El pasadizo estaba oscuro, muy oscuro, aunque cada cierta distancia entraba por su bóveda un hilo de luz procedente de unas rejillas abiertas a la calle, por donde caía también arena procedente del trasiego de viandantes. Ya desde sus primeros pasos llevaba los zapatos calados, pues necesitaba ir pisando por el arroyo de agua que corría por el centro de la galería. Notó el desagradable roce de ratas a sus pies y murciélagos sobre su cabeza, pero siguió firme hasta el final. La increíble altura del agujero le permitía avanzar rápido, sin apenas agachar la cabeza, aun caminando a tientas por la penumbra. Se detuvo a escuchar e intentar adivinar su situación cada vez que encontraba una rejilla.

Llevaba ya andado un buen trecho. Por la confluencia de otros túneles que encontró en un determinado punto, supuso que se hallaba justo debajo de la plaza de palacio. Siguió hacia delante, por un trecho opaco y silencioso, hasta que de repente se inundó de luz el trayecto, por efecto de un amplio enrejado en la bóveda, a través de la cual se veían los jardines que rodeaban el edificio regio. Interrumpió nuevamente su marcha al identificar un sonido familiar, procedente de algún lugar cercano. Entonces encontró lo que andaba buscando. Era el ruido de una gigantesca máquina, como un torno que giraba y golpeaba con fuerte ritmo sobre una superficie metálica, localizable muy próxima a donde él se encontraba. Se trataba sin duda del real martinete, machacando con insistencia el hierro. El agua que surtía a esas fraguas viajaba también por esta conducción y la rejilla de entrada estaba a las mismas puertas de los talleres. Para Francisco, la conclusión era clara, Félix se las había ingeniado para acceder a la botica precisamente por esta galería subterránea y robar el veneno.

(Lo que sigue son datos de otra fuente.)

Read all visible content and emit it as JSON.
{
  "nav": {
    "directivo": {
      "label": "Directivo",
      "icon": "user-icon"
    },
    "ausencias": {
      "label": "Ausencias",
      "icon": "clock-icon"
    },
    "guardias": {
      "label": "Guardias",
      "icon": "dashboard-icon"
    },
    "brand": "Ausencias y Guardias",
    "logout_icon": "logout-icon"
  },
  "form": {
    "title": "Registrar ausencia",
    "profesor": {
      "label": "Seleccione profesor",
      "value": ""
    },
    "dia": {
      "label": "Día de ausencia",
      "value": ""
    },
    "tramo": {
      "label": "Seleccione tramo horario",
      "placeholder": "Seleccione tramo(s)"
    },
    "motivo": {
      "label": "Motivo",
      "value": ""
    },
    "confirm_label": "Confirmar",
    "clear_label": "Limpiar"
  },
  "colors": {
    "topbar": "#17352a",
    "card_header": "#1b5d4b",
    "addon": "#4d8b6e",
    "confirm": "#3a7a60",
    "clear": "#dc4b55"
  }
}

Con la fuerza que le daba el ir descubriendo detalles, regresó al poco rato a los sótanos de don Bartolomé. Se limpió los zapatos, la ropa y el pelo de las telarañas, moho y barro que se le habían adherido por todo el cuerpo. El boticario había cerrado la tienda y le esperaba sentado, muy preocupado, junto al arco de entrada al túnel. Por ello, cuando vio llegar a Francisco, lo recibió con extraordinario alivio. Tras relatarle la sospecha que acababa de confirmar, el farmacéutico le brindó una interesante sugerencia.

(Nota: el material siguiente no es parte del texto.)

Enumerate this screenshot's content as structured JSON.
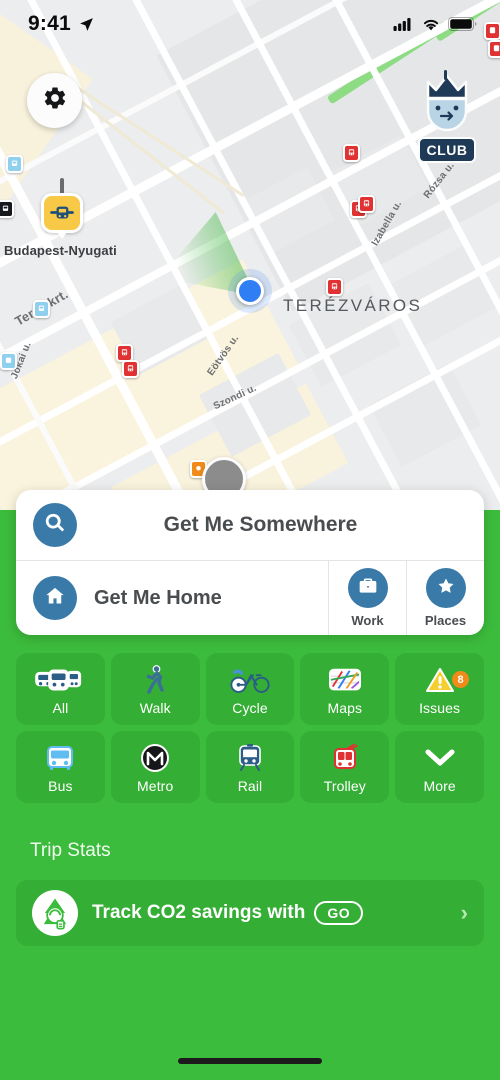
{
  "status_bar": {
    "time": "9:41",
    "location_arrow": "location-arrow-icon",
    "signal": "cellular-signal-icon",
    "wifi": "wifi-icon",
    "battery": "battery-full-icon"
  },
  "map": {
    "settings_button": "gear-icon",
    "avatar_button": "profile-avatar",
    "club_marker_label": "CLUB",
    "district_label": "TERÉZVÁROS",
    "station_label": "Budapest-Nyugati",
    "street_labels": [
      "Teréz krt.",
      "Jókai u.",
      "Eötvös u.",
      "Szondi u.",
      "Izabella u.",
      "Rózsa u."
    ],
    "colors": {
      "location_dot": "#2f7ef4",
      "heading_cone": "#4cbb4c",
      "tram_marker": "#e03232",
      "rail_station": "#f7c947"
    }
  },
  "search_card": {
    "search_icon": "search-icon",
    "title": "Get Me Somewhere",
    "home_icon": "home-icon",
    "home_label": "Get Me Home",
    "work_icon": "briefcase-icon",
    "work_label": "Work",
    "places_icon": "star-icon",
    "places_label": "Places"
  },
  "modes": [
    {
      "label": "All",
      "icon": "multi-transit-icon"
    },
    {
      "label": "Walk",
      "icon": "walking-person-icon"
    },
    {
      "label": "Cycle",
      "icon": "bicycle-icon"
    },
    {
      "label": "Maps",
      "icon": "folded-map-icon"
    },
    {
      "label": "Issues",
      "icon": "warning-triangle-icon",
      "badge": "8"
    },
    {
      "label": "Bus",
      "icon": "bus-icon"
    },
    {
      "label": "Metro",
      "icon": "metro-m-icon"
    },
    {
      "label": "Rail",
      "icon": "train-icon"
    },
    {
      "label": "Trolley",
      "icon": "trolleybus-icon"
    },
    {
      "label": "More",
      "icon": "chevron-down-icon"
    }
  ],
  "trip_stats": {
    "section_title": "Trip Stats",
    "eco_icon": "eco-tree-icon",
    "text": "Track CO2 savings with",
    "go_label": "GO",
    "chevron": "chevron-right-icon"
  },
  "theme": {
    "background_green": "#3CBC3C",
    "tile_green": "#35ae35",
    "accent_blue": "#3a7aa8",
    "badge_orange": "#f08a18"
  }
}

—Se me ocurre, más por viejo que por sabio, que debes investigar en el real martinete. Si yo fuera ese Félix, habría escondido el cianuro robado entre las sustancias que conserva Platón en las fraguas. Nadie se extrañaría de encontrar allí unos polvos, que por otro lado pueden ser utilizados para untar en los hierros. Pasarían desapercibidos y en caso de que alguien le acusara, tendría una buena justificación.

—¿Adquiere aquí el maestro Platón todos los potingues que emplea y experimenta en sus hornos?

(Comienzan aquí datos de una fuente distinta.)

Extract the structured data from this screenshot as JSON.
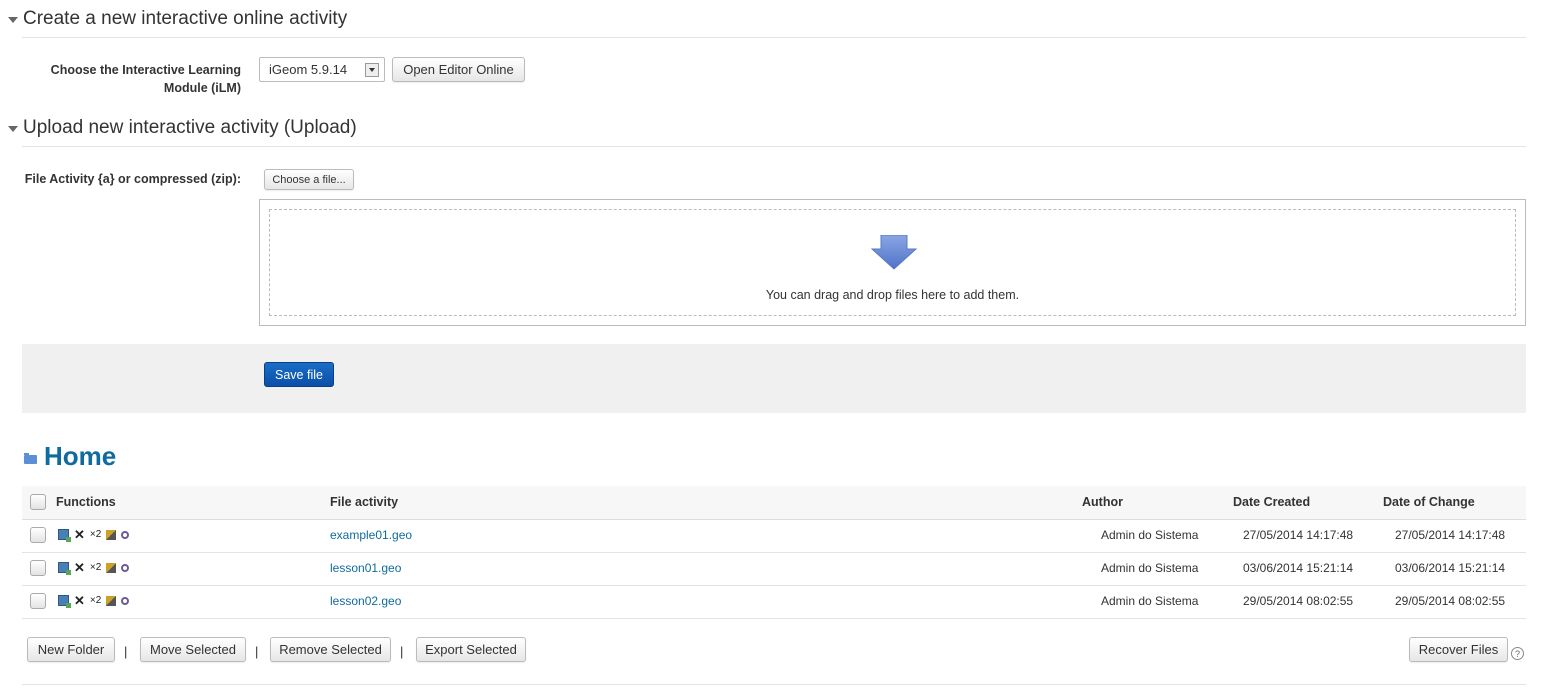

—Casi nunca; cosa que también es extraña. Creo que ese mediador que le trajo a Madrid, un tal Berger, le facilita las sustancias desde el extranjero. Un privilegio que le consintió Carvajal. Es obvio que intenta impedir que nadie en España se entere de lo que hace y cómo lo hace.

—¡Dios! Siento rabia y lástima por la memoria de los Flores, que me antecedieron como cerrajeros del rey… Esas reales fraguas se han convertido en un pozo de culebras. No consentiré que se salgan con la suya, aunque me cueste la vida…

—Mide tus palabras, Francisco. Por nada merece la pena entregar la existencia; a veces ni siquiera por los propios hijos. Te lo dice un anciano como yo, harto de conocer las miserias humanas.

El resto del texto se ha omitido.